Tuesday, September 24, 2013

New contraceptive Pill that can be taken a month after sex is attacked by campaigners as 'abortion by the back door'

  • Academics argue an after-sex pill taken once a month would be popular with women as it would require less planning
  • Pill would be able to disrupt a pregnancy from four weeks earlier
  • However, some campaigners say pill is 'nothing less than the routine provision of an abortion pill to women'





  • Popular: Women should be offered a once-monthly pill, some researchers have said
    Popular: Women should be offered a once-monthly pill, some researchers have said
    Women should be offered an after-sex contraceptive pill that could prevent pregnancy up to a month later, say researchers.
    They are urging drug companies to develop a version of the Pill that would disrupt a pregnancy after the egg and sperm had joined to create an embryo.
    But campaigners say this pill would effectively be ‘abortion by the back-door’ - by the time a woman takes it the foetus may have developed tiny organs and limbs.
    Academics from New York and Sweden argue that an after-sex pill that only needed to be taken once a month could prove very popular amongst women.
    They may only need to take it a few times a year depending on how often they had unprotected sex and it would require less planning, they say.
    Around 3.5 million British women currently take a version of the Pill which contains hormones to prevent the release of the egg.
    But many suffer side effects including weight gain, headaches, nausea and more seriously it can increase the risk of blood clots and breast cancer.
    Dr Elizabeth Raymond, from the New York-based technology firm Gynuity, and colleagues from the prestigious Karolinska Institute in Stockholm, Sweden, say an after-sex pill would be widely accepted by women - even if it was considered a form of abortion.
    It could be taken at the end of every month and would be so powerful it could prevent a pregnancy that resulted from sex nearly four weeks earlier.
     

    Writing in the Journal of Family Planning and Reproductive Health Care, they add: ‘Twenty years ago, a multicountry survey specifically designed to investigate women’s feelings about a post-fertilisation contraceptive pill found remarkably high acceptance.
    ‘We have no evidence that women have changed since then; it is the current political environment that needs refocusing.’
    Dr Raymond added: ‘We need to stop extolling pre-fertilisation contraception as a good thing, because it implies that something that works after fertilisation is bad.
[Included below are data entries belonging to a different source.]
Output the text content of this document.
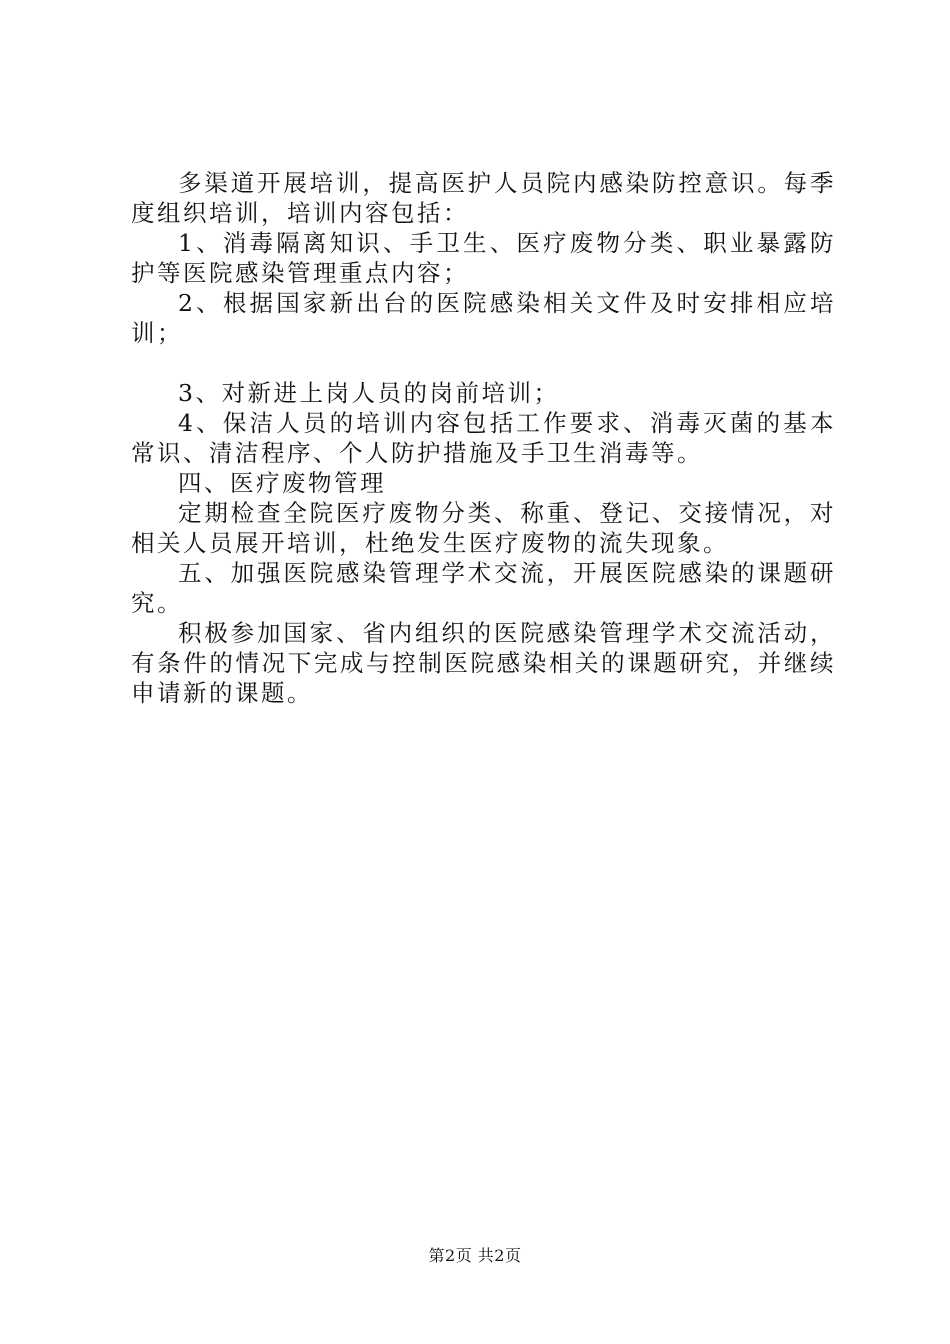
多渠道开展培训，提高医护人员院内感染防控意识。每季度组织培训，培训内容包括：

1、消毒隔离知识、手卫生、医疗废物分类、职业暴露防护等医院感染管理重点内容；

2、根据国家新出台的医院感染相关文件及时安排相应培训；

3、对新进上岗人员的岗前培训；

4、保洁人员的培训内容包括工作要求、消毒灭菌的基本常识、清洁程序、个人防护措施及手卫生消毒等。

四、医疗废物管理

定期检查全院医疗废物分类、称重、登记、交接情况，对相关人员展开培训，杜绝发生医疗废物的流失现象。

五、加强医院感染管理学术交流，开展医院感染的课题研究。

积极参加国家、省内组织的医院感染管理学术交流活动，有条件的情况下完成与控制医院感染相关的课题研究，并继续申请新的课题。

第2页 共2页
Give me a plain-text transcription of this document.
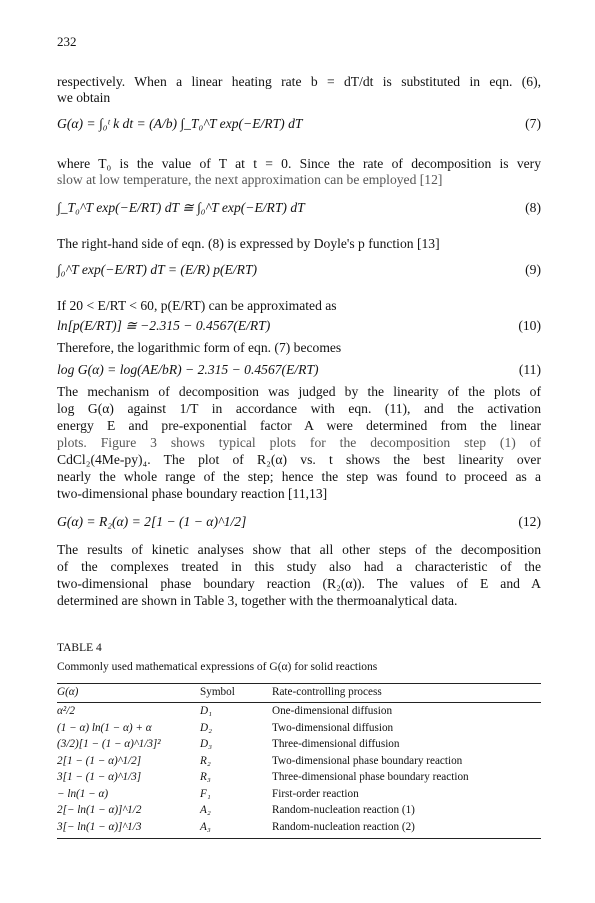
232
respectively. When a linear heating rate b = dT/dt is substituted in eqn. (6),
we obtain
G(α) = ∫₀ᵗ k dt = (A/b) ∫_T₀^T exp(−E/RT) dT	(7)
where T₀ is the value of T at t = 0. Since the rate of decomposition is very
slow at low temperature, the next approximation can be employed [12]
∫_T₀^T exp(−E/RT) dT ≅ ∫₀^T exp(−E/RT) dT	(8)
The right-hand side of eqn. (8) is expressed by Doyle's p function [13]
∫₀^T exp(−E/RT) dT = (E/R) p(E/RT)	(9)
If 20 < E/RT < 60, p(E/RT) can be approximated as
ln[p(E/RT)] ≅ −2.315 − 0.4567(E/RT)	(10)
Therefore, the logarithmic form of eqn. (7) becomes
log G(α) = log(AE/bR) − 2.315 − 0.4567(E/RT)	(11)
The mechanism of decomposition was judged by the linearity of the plots of
log G(α) against 1/T in accordance with eqn. (11), and the activation
energy E and pre-exponential factor A were determined from the linear
plots. Figure 3 shows typical plots for the decomposition step (1) of
CdCl₂(4Me-py)₄. The plot of R₂(α) vs. t shows the best linearity over
nearly the whole range of the step; hence the step was found to proceed as a
two-dimensional phase boundary reaction [11,13]
G(α) = R₂(α) = 2[1 − (1 − α)^1/2]	(12)
The results of kinetic analyses show that all other steps of the decomposition
of the complexes treated in this study also had a characteristic of the
two-dimensional phase boundary reaction (R₂(α)). The values of E and A
determined are shown in Table 3, together with the thermoanalytical data.
TABLE 4
Commonly used mathematical expressions of G(α) for solid reactions
G(α)	Symbol	Rate-controlling process
α²/2	D₁	One-dimensional diffusion
(1 − α) ln(1 − α) + α	D₂	Two-dimensional diffusion
(3/2)[1 − (1 − α)^1/3]²	D₃	Three-dimensional diffusion
2[1 − (1 − α)^1/2]	R₂	Two-dimensional phase boundary reaction
3[1 − (1 − α)^1/3]	R₃	Three-dimensional phase boundary reaction
− ln(1 − α)	F₁	First-order reaction
2[− ln(1 − α)]^1/2	A₂	Random-nucleation reaction (1)
3[− ln(1 − α)]^1/3	A₃	Random-nucleation reaction (2)
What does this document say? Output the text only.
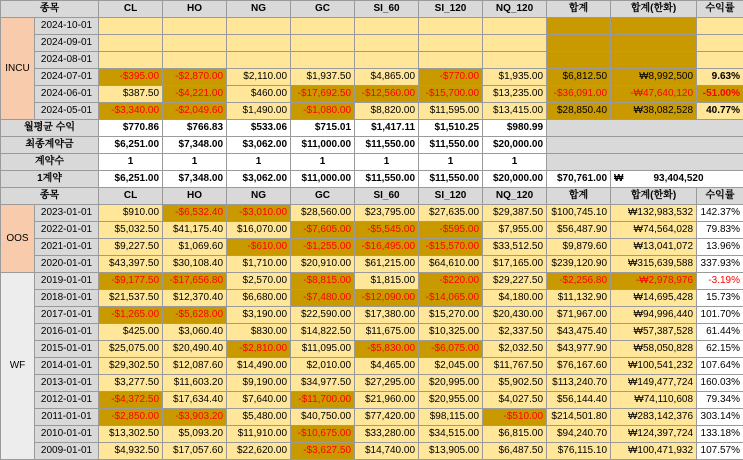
종목		CL	HO	NG	GC	SI_60	SI_120	NQ_120	합계	합계(한화)	수익률
INCU	2024-10-01										
	2024-09-01										
	2024-08-01										
	2024-07-01	-$395.00	-$2,870.00	$2,110.00	$1,937.50	$4,865.00	-$770.00	$1,935.00	$6,812.50	₩8,992,500	9.63%
	2024-06-01	$387.50	-$4,221.00	$460.00	-$17,692.50	-$12,560.00	-$15,700.00	$13,235.00	-$36,091.00	-₩47,640,120	-51.00%
	2024-05-01	-$3,340.00	-$2,049.60	$1,490.00	-$1,080.00	$8,820.00	$11,595.00	$13,415.00	$28,850.40	₩38,082,528	40.77%
월평균 수익		$770.86	$766.83	$533.06	$715.01	$1,417.11	$1,510.25	$980.99			
최종계약금		$6,251.00	$7,348.00	$3,062.00	$11,000.00	$11,550.00	$11,550.00	$20,000.00			
계약수		1	1	1	1	1	1	1			
1계약		$6,251.00	$7,348.00	$3,062.00	$11,000.00	$11,550.00	$11,550.00	$20,000.00	$70,761.00	₩ 93,404,520	
종목		CL	HO	NG	GC	SI_60	SI_120	NQ_120	합계	합계(한화)	수익률
OOS	2023-01-01	$910.00	-$6,532.40	-$3,010.00	$28,560.00	$23,795.00	$27,635.00	$29,387.50	$100,745.10	₩132,983,532	142.37%
	2022-01-01	$5,032.50	$41,175.40	$16,070.00	-$7,605.00	-$5,545.00	-$595.00	$7,955.00	$56,487.90	₩74,564,028	79.83%
	2021-01-01	$9,227.50	$1,069.60	-$610.00	-$1,255.00	-$16,495.00	-$15,570.00	$33,512.50	$9,879.60	₩13,041,072	13.96%
	2020-01-01	$43,397.50	$30,108.40	$1,710.00	$20,910.00	$61,215.00	$64,610.00	$17,165.00	$239,120.90	₩315,639,588	337.93%
WF	2019-01-01	-$9,177.50	-$17,656.80	$2,570.00	-$8,815.00	$1,815.00	-$220.00	$29,227.50	-$2,256.80	-₩2,978,976	-3.19%
	2018-01-01	$21,537.50	$12,370.40	$6,680.00	-$7,480.00	-$12,090.00	-$14,065.00	$4,180.00	$11,132.90	₩14,695,428	15.73%
	2017-01-01	-$1,265.00	-$5,628.00	$3,190.00	$22,590.00	$17,380.00	$15,270.00	$20,430.00	$71,967.00	₩94,996,440	101.70%
	2016-01-01	$425.00	$3,060.40	$830.00	$14,822.50	$11,675.00	$10,325.00	$2,337.50	$43,475.40	₩57,387,528	61.44%
	2015-01-01	$25,075.00	$20,490.40	-$2,810.00	$11,095.00	-$5,830.00	-$6,075.00	$2,032.50	$43,977.90	₩58,050,828	62.15%
	2014-01-01	$29,302.50	$12,087.60	$14,490.00	$2,010.00	$4,465.00	$2,045.00	$11,767.50	$76,167.60	₩100,541,232	107.64%
	2013-01-01	$3,277.50	$11,603.20	$9,190.00	$34,977.50	$27,295.00	$20,995.00	$5,902.50	$113,240.70	₩149,477,724	160.03%
	2012-01-01	-$4,372.50	$17,634.40	$7,640.00	-$11,700.00	$21,960.00	$20,955.00	$4,027.50	$56,144.40	₩74,110,608	79.34%
	2011-01-01	-$2,850.00	-$3,903.20	$5,480.00	$40,750.00	$77,420.00	$98,115.00	-$510.00	$214,501.80	₩283,142,376	303.14%
	2010-01-01	$13,302.50	$5,093.20	$11,910.00	-$10,675.00	$33,280.00	$34,515.00	$6,815.00	$94,240.70	₩124,397,724	133.18%
	2009-01-01	$4,932.50	$17,057.60	$22,620.00	-$3,627.50	$14,740.00	$13,905.00	$6,487.50	$76,115.10	₩100,471,932	107.57%
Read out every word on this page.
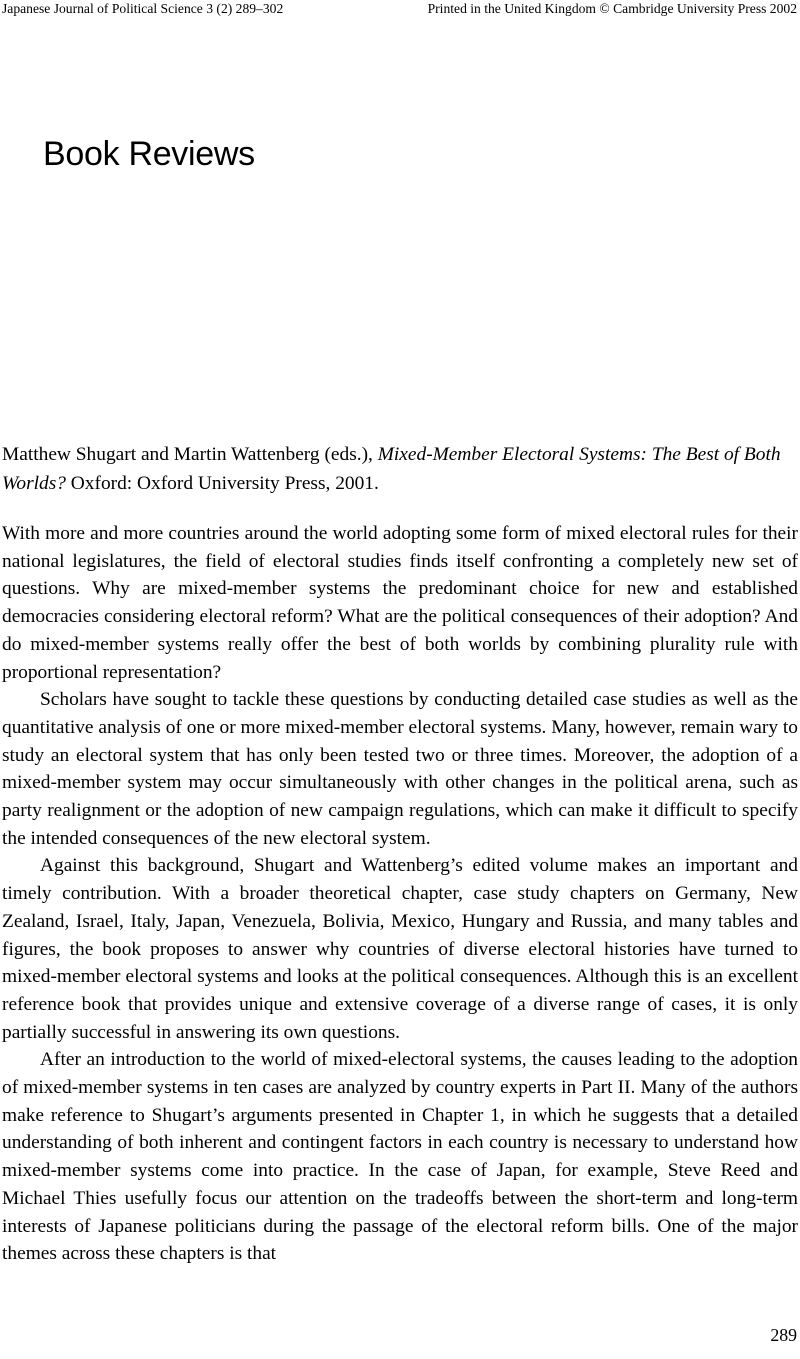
Japanese Journal of Political Science 3 (2) 289–302	Printed in the United Kingdom © Cambridge University Press 2002
Book Reviews

Matthew Shugart and Martin Wattenberg (eds.), Mixed-Member Electoral Systems: The Best of Both Worlds? Oxford: Oxford University Press, 2001.

With more and more countries around the world adopting some form of mixed electoral rules for their national legislatures, the field of electoral studies finds itself confronting a completely new set of questions. Why are mixed-member systems the predominant choice for new and established democracies considering electoral reform? What are the political consequences of their adoption? And do mixed-member systems really offer the best of both worlds by combining plurality rule with proportional representation?

Scholars have sought to tackle these questions by conducting detailed case studies as well as the quantitative analysis of one or more mixed-member electoral systems. Many, however, remain wary to study an electoral system that has only been tested two or three times. Moreover, the adoption of a mixed-member system may occur simultaneously with other changes in the political arena, such as party realignment or the adoption of new campaign regulations, which can make it difficult to specify the intended consequences of the new electoral system.

Against this background, Shugart and Wattenberg’s edited volume makes an important and timely contribution. With a broader theoretical chapter, case study chapters on Germany, New Zealand, Israel, Italy, Japan, Venezuela, Bolivia, Mexico, Hungary and Russia, and many tables and figures, the book proposes to answer why countries of diverse electoral histories have turned to mixed-member electoral systems and looks at the political consequences. Although this is an excellent reference book that provides unique and extensive coverage of a diverse range of cases, it is only partially successful in answering its own questions.

After an introduction to the world of mixed-electoral systems, the causes leading to the adoption of mixed-member systems in ten cases are analyzed by country experts in Part II. Many of the authors make reference to Shugart’s arguments presented in Chapter 1, in which he suggests that a detailed understanding of both inherent and contingent factors in each country is necessary to understand how mixed-member systems come into practice. In the case of Japan, for example, Steve Reed and Michael Thies usefully focus our attention on the tradeoffs between the short-term and long-term interests of Japanese politicians during the passage of the electoral reform bills. One of the major themes across these chapters is that

289
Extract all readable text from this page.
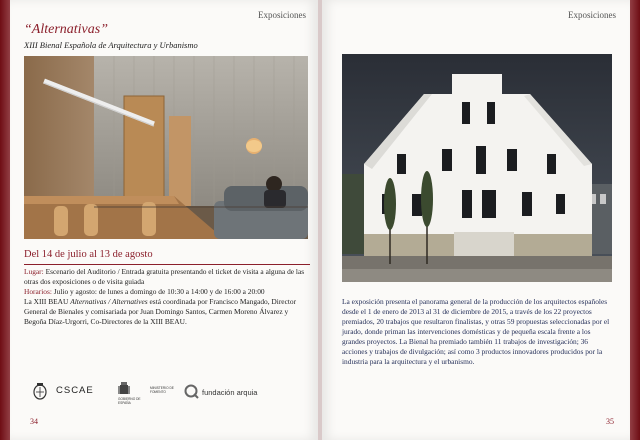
Exposiciones
“Alternativas”
XIII Bienal Española de Arquitectura y Urbanismo
Del 14 de julio al 13 de agosto
Lugar: Escenario del Auditorio / Entrada gratuita presentando el ticket de visita a alguna de las otras dos exposiciones o de visita guiada
Horarios: Julio y agosto: de lunes a domingo de 10:30 a 14:00 y de 16:00 a 20:00
La XIII BEAU Alternativas / Alternatives está coordinada por Francisco Mangado, Director General de Bienales y comisariada por Juan Domingo Santos, Carmen Moreno Álvarez y Begoña Díaz-Urgorri, Co-Directores de la XIII BEAU.
CSCAE
GOBIERNO DE ESPAÑA
MINISTERIO DE FOMENTO	fundación arquia
34
Exposiciones
La exposición presenta el panorama general de la producción de los arquitectos españoles desde el 1 de enero de 2013 al 31 de diciembre de 2015, a través de los 22 proyectos premiados, 20 trabajos que resultaron finalistas, y otras 59 propuestas seleccionadas por el jurado, donde priman las intervenciones domésticas y de pequeña escala frente a los grandes proyectos. La Bienal ha premiado también 11 trabajos de investigación; 36 acciones y trabajos de divulgación; así como 3 productos innovadores producidos por la industria para la arquitectura y el urbanismo.
35
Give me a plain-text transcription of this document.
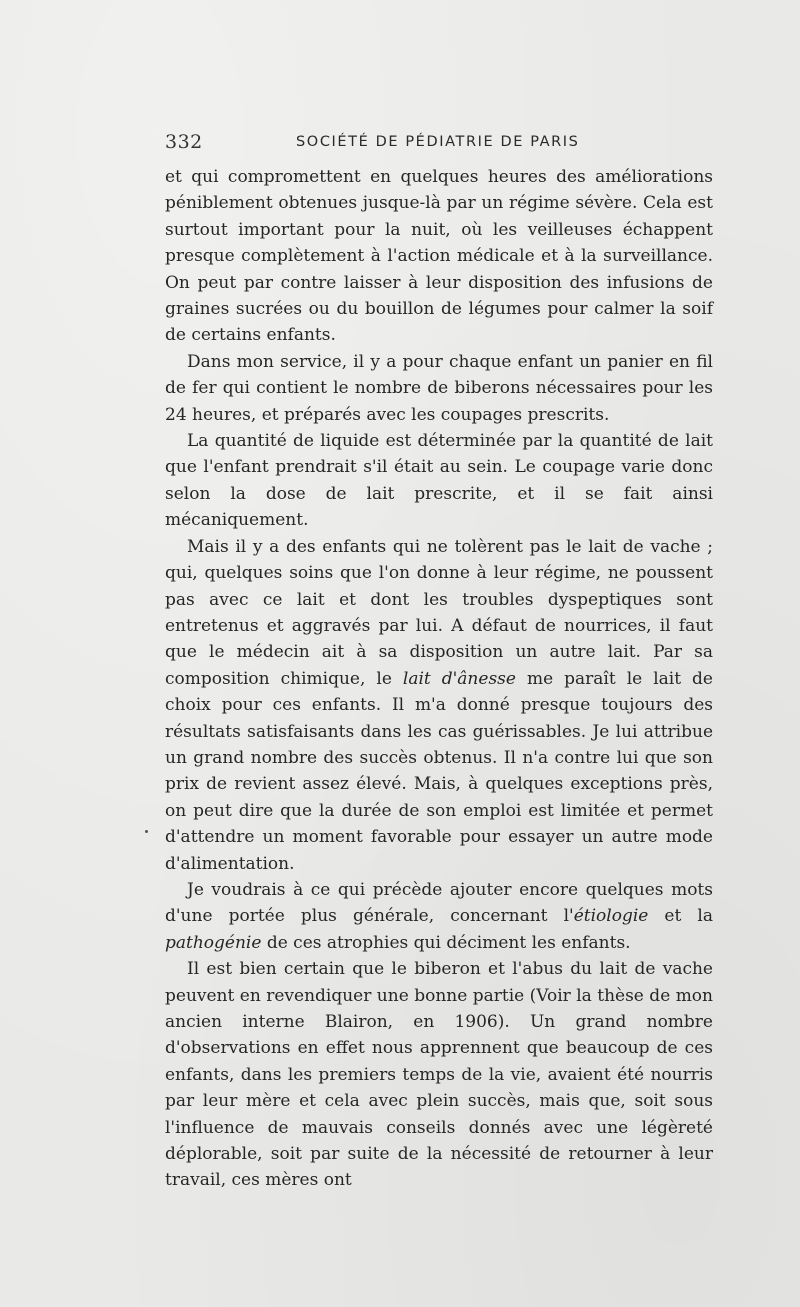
332	SOCIÉTÉ DE PÉDIATRIE DE PARIS

et qui compromettent en quelques heures des améliorations péniblement obtenues jusque-là par un régime sévère. Cela est surtout important pour la nuit, où les veilleuses échappent presque complètement à l'action médicale et à la surveillance. On peut par contre laisser à leur disposition des infusions de graines sucrées ou du bouillon de légumes pour calmer la soif de certains enfants.

Dans mon service, il y a pour chaque enfant un panier en fil de fer qui contient le nombre de biberons nécessaires pour les 24 heures, et préparés avec les coupages prescrits.

La quantité de liquide est déterminée par la quantité de lait que l'enfant prendrait s'il était au sein. Le coupage varie donc selon la dose de lait prescrite, et il se fait ainsi mécaniquement.

Mais il y a des enfants qui ne tolèrent pas le lait de vache ; qui, quelques soins que l'on donne à leur régime, ne poussent pas avec ce lait et dont les troubles dyspeptiques sont entretenus et aggravés par lui. A défaut de nourrices, il faut que le médecin ait à sa disposition un autre lait. Par sa composition chimique, le lait d'ânesse me paraît le lait de choix pour ces enfants. Il m'a donné presque toujours des résultats satisfaisants dans les cas guérissables. Je lui attribue un grand nombre des succès obtenus. Il n'a contre lui que son prix de revient assez élevé. Mais, à quelques exceptions près, on peut dire que la durée de son emploi est limitée et permet d'attendre un moment favorable pour essayer un autre mode d'alimentation.

Je voudrais à ce qui précède ajouter encore quelques mots d'une portée plus générale, concernant l'étiologie et la pathogénie de ces atrophies qui déciment les enfants.

Il est bien certain que le biberon et l'abus du lait de vache peuvent en revendiquer une bonne partie (Voir la thèse de mon ancien interne Blairon, en 1906). Un grand nombre d'observations en effet nous apprennent que beaucoup de ces enfants, dans les premiers temps de la vie, avaient été nourris par leur mère et cela avec plein succès, mais que, soit sous l'influence de mauvais conseils donnés avec une légèreté déplorable, soit par suite de la nécessité de retourner à leur travail, ces mères ont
We have to stop doing that.’ 
    On demand: Anti-abortion campaigners have said the pill would theoretically allow women to abort forming embryos, pictured
    On demand: Anti-abortion campaigners have said the pill would theoretically allow women to abort forming embryos, pictured
    ‘To meet the challenges of our increasingly complicated world, women deserve all possible options for controlling and preserving their reproductive health and lives.’
    But Norman Wells, of the Family Education Trust, said: ‘What these researchers are calling for is nothing less than the routine provision of an abortion pill to women.
    ‘The licensing of this kind of drug would effectively introduce abortion on demand by the back door.’
    ‘To call a drug a contraceptive when it is designed and intended to be used after intercourse and potentially after fertilisation is a complete misnomer. There is no such thing as an ‘after-sex contraceptive pill’. It is a contradiction in terms.
    ‘In their zeal to increase choices for women, the researchers have lost sight of the other person who is involved in every abortion no matter how early a pregnancy is ended.
    ‘An abortion always means the total removal of any choice from the unborn child.’